Qué hacer cuando llega una fiscalización
El seminario cerró con la charla dictada por Juan Pablo Granzow, llamada “¿Cómo enfrentar una fiscalización ambiental? Procedimientos y recomendaciones”, en la que se explicó y ejemplificó cómo funciona realmente la fiscalización ambiental moderna desde la lógica interna de la Superintendencia del Medio Ambiente (SMA), poniendo énfasis en la preparación anticipada de las empresas y en la importancia estratégica del manejo de información.
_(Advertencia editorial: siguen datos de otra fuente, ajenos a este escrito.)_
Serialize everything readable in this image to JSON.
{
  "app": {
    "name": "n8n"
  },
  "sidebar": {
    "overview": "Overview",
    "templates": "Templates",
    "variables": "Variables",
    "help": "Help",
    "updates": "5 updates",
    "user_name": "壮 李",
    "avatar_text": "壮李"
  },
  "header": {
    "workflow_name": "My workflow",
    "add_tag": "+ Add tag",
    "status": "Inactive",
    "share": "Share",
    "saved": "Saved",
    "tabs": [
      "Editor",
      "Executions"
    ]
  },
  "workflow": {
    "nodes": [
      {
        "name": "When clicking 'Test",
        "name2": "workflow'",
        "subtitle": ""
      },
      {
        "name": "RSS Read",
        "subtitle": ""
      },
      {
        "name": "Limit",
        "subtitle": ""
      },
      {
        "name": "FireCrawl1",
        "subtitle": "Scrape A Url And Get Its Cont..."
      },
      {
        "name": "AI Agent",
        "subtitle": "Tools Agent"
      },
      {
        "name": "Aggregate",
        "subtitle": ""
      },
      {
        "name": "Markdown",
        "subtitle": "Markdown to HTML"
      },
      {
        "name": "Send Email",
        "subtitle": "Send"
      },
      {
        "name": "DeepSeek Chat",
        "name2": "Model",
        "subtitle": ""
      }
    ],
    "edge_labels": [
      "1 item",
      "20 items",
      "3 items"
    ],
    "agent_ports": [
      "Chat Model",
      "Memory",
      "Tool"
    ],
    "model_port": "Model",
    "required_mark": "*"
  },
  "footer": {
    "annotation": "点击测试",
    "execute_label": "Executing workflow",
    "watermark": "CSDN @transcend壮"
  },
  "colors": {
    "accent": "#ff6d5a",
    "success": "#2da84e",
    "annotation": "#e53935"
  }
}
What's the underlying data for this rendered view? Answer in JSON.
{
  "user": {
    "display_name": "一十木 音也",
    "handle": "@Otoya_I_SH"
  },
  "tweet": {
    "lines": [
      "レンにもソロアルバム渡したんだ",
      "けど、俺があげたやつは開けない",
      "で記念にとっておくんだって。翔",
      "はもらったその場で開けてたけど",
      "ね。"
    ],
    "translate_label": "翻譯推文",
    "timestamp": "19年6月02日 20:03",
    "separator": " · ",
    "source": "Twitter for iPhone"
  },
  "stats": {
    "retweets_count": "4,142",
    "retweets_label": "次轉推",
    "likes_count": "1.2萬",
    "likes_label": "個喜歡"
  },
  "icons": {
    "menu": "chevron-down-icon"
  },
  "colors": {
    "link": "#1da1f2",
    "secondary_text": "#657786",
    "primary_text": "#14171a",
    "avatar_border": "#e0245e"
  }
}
Uno de los ejes centrales de su exposición fue la necesidad de comprender la diferencia entre una investigación en curso y una formulación de cargos, explicando que durante la etapa de fiscalización la autoridad recopila antecedentes, analiza tendencias y construye posibles hipótesis de incumplimiento, utilizando tanto fiscalización remota como visitas en terreno. Sumándose a las palabras de los expositores anteriores, las empresas deben prepararse con anticipación y de manera proactiva, actuando estratégicamente, respondiendo cuidadosamente los requerimientos de información y evitando improvisaciones, ya que cualquier dato entregado puede ser utilizado posteriormente en procesos sancionatorios o incluso penales.
El experto abordó el uso de IA por parte de la SMA para la evaluación de grandes volúmenes de datos provenientes de reportes ambientales, sensores y plataformas de seguimiento, advirtiendo que hoy “todo lo reportado se revisa”, y que variables aparentemente operacionales, como niveles de oxígeno o contingencias ambientales, pueden transformarse posteriormente en agravantes dentro de una investigación. Asimismo, explicó que la SMA privilegia cada vez más mecanismos de “resolución temprana”, incentivando a las empresas a corregir desviaciones antes de llegar a una formulación de cargos formal.
Finalmente, apuntó el creciente vínculo entre fiscalización administrativa y delitos ambientales, indicando que la información recopilada por organismos como la SMA y Sernapesca puede terminar siendo utilizada por el Ministerio Público en investigaciones penales.
Más allá del ámbito normativo, los expositores destacaron la creciente relevancia del componente reputacional. La posibilidad de que eventos operacionales se difundan rápidamente a través de redes sociales o denuncias públicas añade una capa adicional de riesgo, independiente del cumplimiento formal de la normativa. “Las cosas hay que hacerlas bien no solo por el cumplimiento legal, sino también por el ámbito reputacional. Esto puede ser incluso peor que una formulación de cargos”, agregó Zaviezo. En este escenario, las empresas no sólo deben cumplir, sino también demostrar que lo hacen de manera adecuada.